Polls are a snapshot of sentiments taken over a short period of time. Given the general anti-incumbent feelings roiling through the nation and directed at Washington it is no surprise that the latest CNN poll indicates that Americans want to throw the bums out; all of them!
With unemployment at 10 percent, huge annual federal and state deficits, a massive and growing national debt, a broken health care system, Wall Street bailouts from U.S. taxpayers begetting huge profits for banks, insufficient financial regulation, two costly wars and growing terrorist threats, it is no wonder Americans are frustrated. Yet, in response to this crisis, Washington has been locked in highly partisan bickering and maneuvering to no apparent end.
The CNN/Opinion Research Corp. poll, released Tuesday, shows only 34 percent of those surveyed feel that current federal lawmakers deserve re-election, while 63 percent say they don't. Just 51 percent feel their own member of Congress deserves to be re-elected, while 44 percent say their representative doesn't deserve another term.
An equal number, about 56 percent of those polled, believe that most Democrat and Republican members should not be re-elected. These poll numbers should be a wake up call on Capitol Hill, especially for Democrats who have more incumbents. The Democrats currently hold a 255-178 majority in the House heading into November's mid term elections, but Republicans are poised to make major gains. And control of the Senate may be up for grabs too.
President Barack Obama is not eligible for re-election until 2012. Yet 52 percent of the registered voters surveyed in the CNN poll currently believe he should not be re-elected, with 44 percent saying they would vote for him. 49 percent approve of the president's job performance and about half disapprove.
Certainly a lot can change in three years, and the Republicans will, at some point, have to come forward with a winning agenda for the nation and a candidate who can beat President Obama. Just saying no will not win them the nation's highest elected office.
For sure voter anger will be a factor in how ballots are cast. Senator Scott Brown's victory in Massachusetts was a sure sign that voters want things to change. And, while President Obama was handed a deep recession and a myriad of other significant problems when he took office, he was elected on a promise of change. Yes, Republicans have obstructed, have flip-flopped and have fabricated untruths, but Democrats have been divided and divisive too.
President Obama, while personally popular, has failed to herd his flock and get his message through to Americans. As an example, it might have helped if The American Recovery and Reinvestment Act of 2009, or the stimulus bill, had been called the "Jobs Bill" and the money directly doled out to projects by the federal government instead of through the states, where some Republican Congressmen took credit for what they voted against.
Or it might have helped if the laudable attempt to pass health care legislation had been more tightly managed. The lengthy process opened up opportunities for health care lobbyists and opponents to use scare tactics to undermine the cause. Americans were even more confused by the debate than members of Congress. Main Street is hurting. Americans want results, and who can blame them.

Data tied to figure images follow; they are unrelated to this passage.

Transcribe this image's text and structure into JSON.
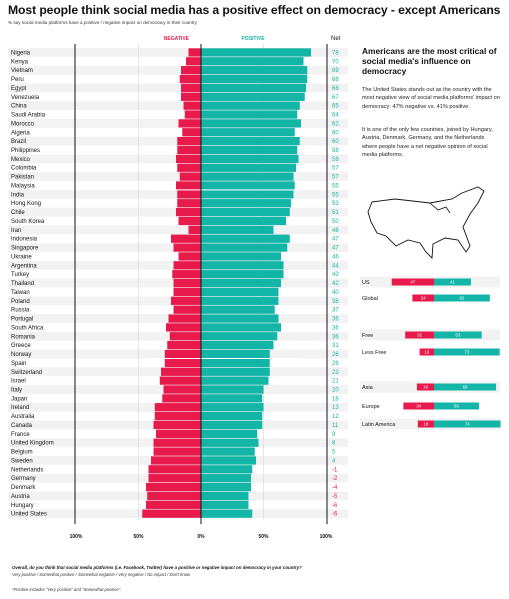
{
  "title": "Most people think social media has a positive effect on democracy - except Americans",
  "subtitle": "% say social media platforms have a positive / negative impact on democracy in their country",
  "side_heading": "Americans are the most critical of social media's influence on democracy",
  "side_paragraph_1": "The United States stands out as the country with the most negative view of social media platforms' impact on democracy: 47% negative vs. 41% positive.",
  "side_paragraph_2": "It is one of the only few countries, joined by Hungary, Austria, Denmark, Germany, and the Netherlands where people have a net negative opinion of social media platforms.",
  "footer_question": "Overall, do you think that social media platforms (i.e. Facebook, Twitter) have a positive or negative impact on democracy in your country?",
  "footer_answers": "Very positive / Somewhat positive / Somewhat negative / Very negative / No impact / Don't know",
  "footer_note": "*Positive includes \"Very positive\" and \"Somewhat positive\".",
  "colors": {
    "negative": "#e8194b",
    "positive": "#13b5a6",
    "net_positive": "#13b5a6",
    "net_negative": "#e8194b"
  },
  "chart_data": {
    "type": "bar",
    "orientation": "diverging-horizontal",
    "legend": {
      "negative": "NEGATIVE",
      "positive": "POSITIVE",
      "net": "Net"
    },
    "x_ticks": [
      "100%",
      "50%",
      "0%",
      "50%",
      "100%"
    ],
    "xlim": [
      -100,
      100
    ],
    "rows": [
      {
        "country": "Nigeria",
        "negative": 10,
        "positive": 88,
        "net": 78
      },
      {
        "country": "Kenya",
        "negative": 12,
        "positive": 82,
        "net": 70
      },
      {
        "country": "Vietnam",
        "negative": 16,
        "positive": 85,
        "net": 69
      },
      {
        "country": "Peru",
        "negative": 17,
        "positive": 85,
        "net": 68
      },
      {
        "country": "Egypt",
        "negative": 16,
        "positive": 84,
        "net": 68
      },
      {
        "country": "Venezuela",
        "negative": 16,
        "positive": 83,
        "net": 67
      },
      {
        "country": "China",
        "negative": 14,
        "positive": 79,
        "net": 65
      },
      {
        "country": "Saudi Arabia",
        "negative": 13,
        "positive": 77,
        "net": 64
      },
      {
        "country": "Morocco",
        "negative": 18,
        "positive": 80,
        "net": 62
      },
      {
        "country": "Algeria",
        "negative": 15,
        "positive": 75,
        "net": 60
      },
      {
        "country": "Brazil",
        "negative": 19,
        "positive": 79,
        "net": 60
      },
      {
        "country": "Philippines",
        "negative": 19,
        "positive": 77,
        "net": 58
      },
      {
        "country": "Mexico",
        "negative": 20,
        "positive": 78,
        "net": 58
      },
      {
        "country": "Colombia",
        "negative": 19,
        "positive": 76,
        "net": 57
      },
      {
        "country": "Pakistan",
        "negative": 17,
        "positive": 74,
        "net": 57
      },
      {
        "country": "Malaysia",
        "negative": 20,
        "positive": 75,
        "net": 55
      },
      {
        "country": "India",
        "negative": 19,
        "positive": 74,
        "net": 55
      },
      {
        "country": "Hong Kong",
        "negative": 19,
        "positive": 72,
        "net": 53
      },
      {
        "country": "Chile",
        "negative": 20,
        "positive": 71,
        "net": 51
      },
      {
        "country": "South Korea",
        "negative": 18,
        "positive": 68,
        "net": 50
      },
      {
        "country": "Iran",
        "negative": 10,
        "positive": 58,
        "net": 48
      },
      {
        "country": "Indonesia",
        "negative": 24,
        "positive": 71,
        "net": 47
      },
      {
        "country": "Singapore",
        "negative": 22,
        "positive": 69,
        "net": 47
      },
      {
        "country": "Ukraine",
        "negative": 18,
        "positive": 64,
        "net": 46
      },
      {
        "country": "Argentina",
        "negative": 22,
        "positive": 66,
        "net": 44
      },
      {
        "country": "Turkey",
        "negative": 23,
        "positive": 66,
        "net": 43
      },
      {
        "country": "Thailand",
        "negative": 22,
        "positive": 64,
        "net": 42
      },
      {
        "country": "Taiwan",
        "negative": 22,
        "positive": 62,
        "net": 40
      },
      {
        "country": "Poland",
        "negative": 24,
        "positive": 62,
        "net": 38
      },
      {
        "country": "Russia",
        "negative": 22,
        "positive": 59,
        "net": 37
      },
      {
        "country": "Portugal",
        "negative": 26,
        "positive": 62,
        "net": 36
      },
      {
        "country": "South Africa",
        "negative": 28,
        "positive": 64,
        "net": 36
      },
      {
        "country": "Romania",
        "negative": 25,
        "positive": 61,
        "net": 36
      },
      {
        "country": "Greece",
        "negative": 27,
        "positive": 58,
        "net": 31
      },
      {
        "country": "Norway",
        "negative": 29,
        "positive": 55,
        "net": 26
      },
      {
        "country": "Spain",
        "negative": 29,
        "positive": 55,
        "net": 26
      },
      {
        "country": "Switzerland",
        "negative": 32,
        "positive": 55,
        "net": 23
      },
      {
        "country": "Israel",
        "negative": 33,
        "positive": 54,
        "net": 21
      },
      {
        "country": "Italy",
        "negative": 30,
        "positive": 50,
        "net": 20
      },
      {
        "country": "Japan",
        "negative": 31,
        "positive": 49,
        "net": 18
      },
      {
        "country": "Ireland",
        "negative": 37,
        "positive": 50,
        "net": 13
      },
      {
        "country": "Australia",
        "negative": 37,
        "positive": 49,
        "net": 12
      },
      {
        "country": "Canada",
        "negative": 38,
        "positive": 49,
        "net": 11
      },
      {
        "country": "France",
        "negative": 36,
        "positive": 45,
        "net": 9
      },
      {
        "country": "United Kingdom",
        "negative": 38,
        "positive": 46,
        "net": 8
      },
      {
        "country": "Belgium",
        "negative": 38,
        "positive": 43,
        "net": 5
      },
      {
        "country": "Sweden",
        "negative": 40,
        "positive": 44,
        "net": 4
      },
      {
        "country": "Netherlands",
        "negative": 42,
        "positive": 41,
        "net": -1
      },
      {
        "country": "Germany",
        "negative": 42,
        "positive": 40,
        "net": -2
      },
      {
        "country": "Denmark",
        "negative": 44,
        "positive": 40,
        "net": -4
      },
      {
        "country": "Austria",
        "negative": 43,
        "positive": 38,
        "net": -5
      },
      {
        "country": "Hungary",
        "negative": 44,
        "positive": 38,
        "net": -6
      },
      {
        "country": "United States",
        "negative": 47,
        "positive": 41,
        "net": -6
      }
    ],
    "comparison": [
      {
        "group": "US",
        "negative": 47,
        "positive": 41,
        "show_labels": true
      },
      {
        "group": "Global",
        "negative": 24,
        "positive": 62,
        "show_labels": true
      },
      {
        "group": "Free",
        "negative": 32,
        "positive": 53,
        "show_labels": true
      },
      {
        "group": "Less Free",
        "negative": 16,
        "positive": 73,
        "show_labels": true
      },
      {
        "group": "Asia",
        "negative": 19,
        "positive": 69,
        "show_labels": true
      },
      {
        "group": "Europe",
        "negative": 34,
        "positive": 50,
        "show_labels": true
      },
      {
        "group": "Latin America",
        "negative": 18,
        "positive": 74,
        "show_labels": true
      }
    ]
  }
}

In 1982, Democrats won control of the House of Representatives when they gained 26 seats. The country was struggling through a recession and President Ronald Reagan's popularity was at an all time low, a 35 percent approval rating, which was compounded by his budget cuts. Some even questioned whether he could be re-elected to office because he was insensitive to the needs of average citizens.
If the Democratic members of Congress don't get behind their leader they will suffer big losses in the fall. If President Obama is unable to overcome the political machinations of Washington, if he is unable to get America on a course to more jobs and a brighter future, if he is unable to bring change, he may very well become a footnote to history.